Microdata case study: UK labour market transformation over the last ten years
This is the third blog in a case study series that explores the merits of microdata in policy analysis.
Using Labour Force Survey (LFS) and Census 2011 data, Senior Economist Eve Xinru Lin looks at the transformation of the UK labour market between 2011 and 2019 and provides insight on whether the historical trend will still fit into the context of the current policy environment going forward.
From the first two blogs in this series (Over-indebtedness in the UK and Changing retirement patterns in the UK) , we learned that microdata allows us to go beneath the surface of traditional aggregate statistics to shed light on the circumstances of different groups. They are an increasingly important source of insight for our work here at Cambridge Econometrics.
Case study: UK labour market transformation using the Labour Force Survey and Census 2011
While the immediate response to the impact of Covid has quite rightly been the priority, it is also important to understand the long-term trends and structural changes in our economy, if we are to equip people with the skills they need in the labour market.
As a result of that and with 2021 being a Census year, I chose to use a combination of the Census 2011 and the quarterly LFS to look at the sectoral and occupational changes in the UK between 2011 and 2019.
Using the rich data provided by the Census 2011 and the LFS, I identified three key findings from my analysis:
1. General trend towards professionalisation across sectors
There has been a general trend of professionalisation in the UK labour market, with increasing numbers of jobs concentrated in professional and associate professional occupations across sectors (Major Groups 2 and 3 in the Standard Occupational Classification). Also, as an occupational group, professional occupations account for the highest share of jobs in 2019 (22%).
2. Greater demand for higher and lower-skilled workers
The change in the occupational profile of employment reflects, to some extent, job polarisation in the UK (Chart 1). Employment has increased in occupations that are traditionally thought of as being highly skilled (managerial, professional and associate professional occupations) and also in relatively lower-skilled occupations like elementary, caring and leisure occupations. There has been a net decline in employment in administrative and secretarial and skilled trades occupations, with the latter in particular usually requiring intermediate-level technical skills. This trend is more prominent in the business and professional service sectors, but also in manufacturing, construction and transport.
3. Shifts in the occupational mix of the agriculture, mining, and utilities sectors
Chart 2 illustrates how employment has changed within broad sectors and occupations between 2011 and 2019. Microdata makes it possible to explore some of these trends in greater detail. For example:
Agriculture: the share of employment in skilled agricultural and related trades fell by 23 percentage points over 2011-19, whilst the share of employment in plant and machine operative occupations increased by 7 percentage points. It would be interesting to see how this trend emerges as we navigate through Brexit and the 4th agricultural revolution.
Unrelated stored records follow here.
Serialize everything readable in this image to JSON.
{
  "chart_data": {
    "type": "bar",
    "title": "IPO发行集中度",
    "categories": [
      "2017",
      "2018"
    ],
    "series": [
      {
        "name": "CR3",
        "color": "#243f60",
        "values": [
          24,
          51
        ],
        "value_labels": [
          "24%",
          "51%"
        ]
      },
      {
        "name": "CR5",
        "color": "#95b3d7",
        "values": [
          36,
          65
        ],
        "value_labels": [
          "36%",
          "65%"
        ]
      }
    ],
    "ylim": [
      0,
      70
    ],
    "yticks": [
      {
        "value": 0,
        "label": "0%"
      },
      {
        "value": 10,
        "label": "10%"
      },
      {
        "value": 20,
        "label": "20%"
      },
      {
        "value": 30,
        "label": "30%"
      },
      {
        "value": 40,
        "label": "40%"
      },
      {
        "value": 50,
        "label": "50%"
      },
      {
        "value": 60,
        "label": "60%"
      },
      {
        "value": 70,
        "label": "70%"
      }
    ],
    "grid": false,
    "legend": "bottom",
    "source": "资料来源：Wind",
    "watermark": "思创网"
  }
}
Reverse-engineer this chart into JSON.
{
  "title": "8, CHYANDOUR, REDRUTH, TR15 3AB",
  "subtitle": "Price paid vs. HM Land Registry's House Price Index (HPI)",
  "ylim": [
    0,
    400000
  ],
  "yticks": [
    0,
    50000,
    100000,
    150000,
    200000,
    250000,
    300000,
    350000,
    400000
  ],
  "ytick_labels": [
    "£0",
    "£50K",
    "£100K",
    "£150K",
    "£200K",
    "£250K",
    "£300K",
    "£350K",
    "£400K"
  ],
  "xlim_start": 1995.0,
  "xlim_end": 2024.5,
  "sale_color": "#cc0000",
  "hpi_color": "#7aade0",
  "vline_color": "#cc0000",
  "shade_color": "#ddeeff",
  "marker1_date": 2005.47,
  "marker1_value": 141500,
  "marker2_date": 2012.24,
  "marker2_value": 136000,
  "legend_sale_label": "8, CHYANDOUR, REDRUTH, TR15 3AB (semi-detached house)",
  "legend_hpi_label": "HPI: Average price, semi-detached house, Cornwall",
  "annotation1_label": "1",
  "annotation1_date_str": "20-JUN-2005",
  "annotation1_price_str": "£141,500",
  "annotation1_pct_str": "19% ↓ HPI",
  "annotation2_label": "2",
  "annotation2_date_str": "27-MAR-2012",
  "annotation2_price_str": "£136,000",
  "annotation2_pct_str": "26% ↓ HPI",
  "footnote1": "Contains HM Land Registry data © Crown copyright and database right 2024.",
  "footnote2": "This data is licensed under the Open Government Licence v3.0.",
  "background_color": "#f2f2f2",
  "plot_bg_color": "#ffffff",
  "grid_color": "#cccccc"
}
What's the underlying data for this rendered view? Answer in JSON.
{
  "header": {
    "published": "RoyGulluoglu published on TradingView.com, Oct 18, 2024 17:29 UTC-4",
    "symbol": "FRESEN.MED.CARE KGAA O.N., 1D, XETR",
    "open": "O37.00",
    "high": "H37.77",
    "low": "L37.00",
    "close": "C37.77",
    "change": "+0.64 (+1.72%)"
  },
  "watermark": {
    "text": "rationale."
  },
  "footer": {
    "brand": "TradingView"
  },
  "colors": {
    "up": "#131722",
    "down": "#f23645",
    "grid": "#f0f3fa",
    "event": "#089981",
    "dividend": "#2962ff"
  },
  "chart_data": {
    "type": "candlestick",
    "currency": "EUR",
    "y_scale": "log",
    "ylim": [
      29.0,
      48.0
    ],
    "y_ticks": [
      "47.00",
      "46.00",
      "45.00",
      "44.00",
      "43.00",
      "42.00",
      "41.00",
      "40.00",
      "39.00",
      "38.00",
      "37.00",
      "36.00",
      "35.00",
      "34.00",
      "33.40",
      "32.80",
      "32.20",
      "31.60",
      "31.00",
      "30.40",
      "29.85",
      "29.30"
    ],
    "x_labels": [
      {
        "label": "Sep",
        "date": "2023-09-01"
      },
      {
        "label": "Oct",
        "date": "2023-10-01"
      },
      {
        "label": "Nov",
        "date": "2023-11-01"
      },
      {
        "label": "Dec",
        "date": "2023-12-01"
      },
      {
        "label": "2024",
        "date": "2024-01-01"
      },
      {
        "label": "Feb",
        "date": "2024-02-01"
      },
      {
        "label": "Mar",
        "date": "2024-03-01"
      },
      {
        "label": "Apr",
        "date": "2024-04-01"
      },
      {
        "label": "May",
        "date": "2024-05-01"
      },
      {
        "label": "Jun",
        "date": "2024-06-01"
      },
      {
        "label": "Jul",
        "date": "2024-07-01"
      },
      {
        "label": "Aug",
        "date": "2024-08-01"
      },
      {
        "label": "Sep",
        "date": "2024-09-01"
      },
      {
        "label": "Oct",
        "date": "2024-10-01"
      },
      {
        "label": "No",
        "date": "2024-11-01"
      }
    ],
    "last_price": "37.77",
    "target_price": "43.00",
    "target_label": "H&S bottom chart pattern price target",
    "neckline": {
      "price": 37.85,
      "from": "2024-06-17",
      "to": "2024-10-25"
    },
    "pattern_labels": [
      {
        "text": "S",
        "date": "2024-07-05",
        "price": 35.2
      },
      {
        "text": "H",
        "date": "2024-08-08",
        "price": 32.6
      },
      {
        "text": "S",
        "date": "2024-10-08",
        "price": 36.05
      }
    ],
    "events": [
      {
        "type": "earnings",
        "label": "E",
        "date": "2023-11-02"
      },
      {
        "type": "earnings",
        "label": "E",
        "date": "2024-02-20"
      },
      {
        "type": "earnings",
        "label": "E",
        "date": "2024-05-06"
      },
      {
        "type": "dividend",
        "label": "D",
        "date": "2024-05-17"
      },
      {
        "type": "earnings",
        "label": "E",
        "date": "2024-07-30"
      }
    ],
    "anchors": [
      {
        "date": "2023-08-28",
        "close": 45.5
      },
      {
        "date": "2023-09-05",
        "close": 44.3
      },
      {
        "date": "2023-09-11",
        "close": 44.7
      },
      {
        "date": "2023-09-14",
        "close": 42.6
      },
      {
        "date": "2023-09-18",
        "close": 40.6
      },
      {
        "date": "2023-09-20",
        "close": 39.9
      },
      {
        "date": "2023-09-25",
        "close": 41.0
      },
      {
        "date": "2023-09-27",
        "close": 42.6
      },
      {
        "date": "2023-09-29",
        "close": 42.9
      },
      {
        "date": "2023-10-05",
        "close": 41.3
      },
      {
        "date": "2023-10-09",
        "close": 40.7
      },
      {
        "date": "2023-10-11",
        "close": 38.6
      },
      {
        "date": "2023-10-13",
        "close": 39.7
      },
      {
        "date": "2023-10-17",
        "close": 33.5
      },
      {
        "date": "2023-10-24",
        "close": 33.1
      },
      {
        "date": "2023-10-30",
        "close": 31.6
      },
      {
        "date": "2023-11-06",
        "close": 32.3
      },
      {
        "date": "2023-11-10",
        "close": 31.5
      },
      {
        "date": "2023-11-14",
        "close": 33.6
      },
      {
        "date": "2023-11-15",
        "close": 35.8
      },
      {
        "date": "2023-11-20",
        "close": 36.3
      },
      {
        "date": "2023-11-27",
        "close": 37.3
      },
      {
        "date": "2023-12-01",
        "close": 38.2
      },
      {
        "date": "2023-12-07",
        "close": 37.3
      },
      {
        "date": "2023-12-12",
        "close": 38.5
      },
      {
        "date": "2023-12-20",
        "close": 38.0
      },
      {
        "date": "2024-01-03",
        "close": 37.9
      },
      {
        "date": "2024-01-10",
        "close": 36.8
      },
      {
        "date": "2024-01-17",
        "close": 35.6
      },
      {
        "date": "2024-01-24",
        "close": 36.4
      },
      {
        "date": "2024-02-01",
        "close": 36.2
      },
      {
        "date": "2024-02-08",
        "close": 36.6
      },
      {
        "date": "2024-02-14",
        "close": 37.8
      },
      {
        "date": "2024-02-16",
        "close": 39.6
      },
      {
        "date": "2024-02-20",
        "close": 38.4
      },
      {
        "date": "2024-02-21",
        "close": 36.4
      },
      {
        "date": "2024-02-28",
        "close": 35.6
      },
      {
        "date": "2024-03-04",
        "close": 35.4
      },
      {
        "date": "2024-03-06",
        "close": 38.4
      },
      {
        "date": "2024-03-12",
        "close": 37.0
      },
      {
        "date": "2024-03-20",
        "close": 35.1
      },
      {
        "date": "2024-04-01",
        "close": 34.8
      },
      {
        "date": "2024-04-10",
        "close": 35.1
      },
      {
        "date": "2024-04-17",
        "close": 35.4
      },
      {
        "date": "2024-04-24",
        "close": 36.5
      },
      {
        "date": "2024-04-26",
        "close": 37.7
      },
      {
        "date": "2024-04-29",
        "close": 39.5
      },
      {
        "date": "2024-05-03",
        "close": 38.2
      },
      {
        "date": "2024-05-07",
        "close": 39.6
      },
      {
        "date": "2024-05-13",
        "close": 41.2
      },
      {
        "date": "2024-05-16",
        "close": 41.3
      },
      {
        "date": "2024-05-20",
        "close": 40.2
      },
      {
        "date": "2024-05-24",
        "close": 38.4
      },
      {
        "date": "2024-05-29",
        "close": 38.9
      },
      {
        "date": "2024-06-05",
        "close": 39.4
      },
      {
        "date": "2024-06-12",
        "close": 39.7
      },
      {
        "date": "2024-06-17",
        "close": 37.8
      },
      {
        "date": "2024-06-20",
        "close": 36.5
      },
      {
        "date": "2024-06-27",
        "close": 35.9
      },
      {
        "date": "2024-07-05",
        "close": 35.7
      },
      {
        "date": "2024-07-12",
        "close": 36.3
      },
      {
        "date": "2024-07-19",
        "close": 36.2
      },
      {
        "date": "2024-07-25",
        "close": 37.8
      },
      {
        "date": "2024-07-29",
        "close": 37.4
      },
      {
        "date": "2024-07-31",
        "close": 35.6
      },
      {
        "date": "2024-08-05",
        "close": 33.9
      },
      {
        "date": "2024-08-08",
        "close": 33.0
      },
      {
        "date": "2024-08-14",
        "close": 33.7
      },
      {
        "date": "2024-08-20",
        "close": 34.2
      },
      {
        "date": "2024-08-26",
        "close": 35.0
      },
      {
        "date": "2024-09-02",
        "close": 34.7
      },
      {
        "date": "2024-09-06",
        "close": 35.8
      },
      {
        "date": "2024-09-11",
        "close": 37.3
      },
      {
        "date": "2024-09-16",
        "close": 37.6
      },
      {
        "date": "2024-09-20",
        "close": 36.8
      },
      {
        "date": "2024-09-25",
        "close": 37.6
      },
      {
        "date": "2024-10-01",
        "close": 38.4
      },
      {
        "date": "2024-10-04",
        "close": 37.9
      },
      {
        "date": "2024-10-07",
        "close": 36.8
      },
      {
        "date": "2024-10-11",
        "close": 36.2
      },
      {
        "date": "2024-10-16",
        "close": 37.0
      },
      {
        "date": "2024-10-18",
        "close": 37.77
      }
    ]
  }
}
Mining and utilities: the sector is changing to support the transition to a low-carbon economy, which has affected the types of skills demanded in the workforce. In the period 2011-19, there has been increasing demand for the more highly skilled (e.g. managers and directors, science, research and technology professionals) and those with customer service skills (e.g. business and public service associated occupations). On the other hand, demand for process, plant and machine operatives dropped quite significantly.
Explore more trends in the heatmap below.
So how has this case study illustrated the benefits of microdata?
This particular case study demonstrates the merit of microdata in policy analysis. Given its richness in data, not only does it allow us to identify trends at individual level, but also enables us to explore relationships between wide range of socioeconomic indicators in a way that is impossible in the published data.
The upside of microdata is that, because it contains extensive set of individual characteristics, it can be used to examine behaviour for a target group in society and help to inform more targeted policy intervention.
We are facing a very different crisis – Covid-19 has already made disruptive changes to the UK labour market and will continue to have an impact. As a response to Covid-19, the government have already put in place an unprecedented economic package to limit the economic damage and will continue to support the economy as it recovers. In ‘Build Back Better: our plan for growth’, we see that the government aims to ‘level up’ the country, to reskill and upskill the workforce and to support the transition to net zero.
It will be interesting to see what the long-term implications are of covid-related policies on the labour market. Will the trends identified in this article continue in light of Covid-19 and Brexit?
Some commentators have suggested that firms may accelerate their adoption of AI and automation as a result of Covid 19, which if it happens, could have implications for those in low-skilled jobs. It is also still unclear as to whether sectors such as retail may be permanently affected by the pandemic.
The latest statistics suggest that although shoppers are returning to stores, the proportion of spending online is still significantly higher than before the pandemic. Should this shift in our shopping habits become permanent, this will have implications for the mix of jobs and skills required in that sector in the future.
The use of microdata will be particularly useful to take these questions forward, especially around how the demand for skills will change, and how disproportionate the job interruption will be for occupations that require different level of skills.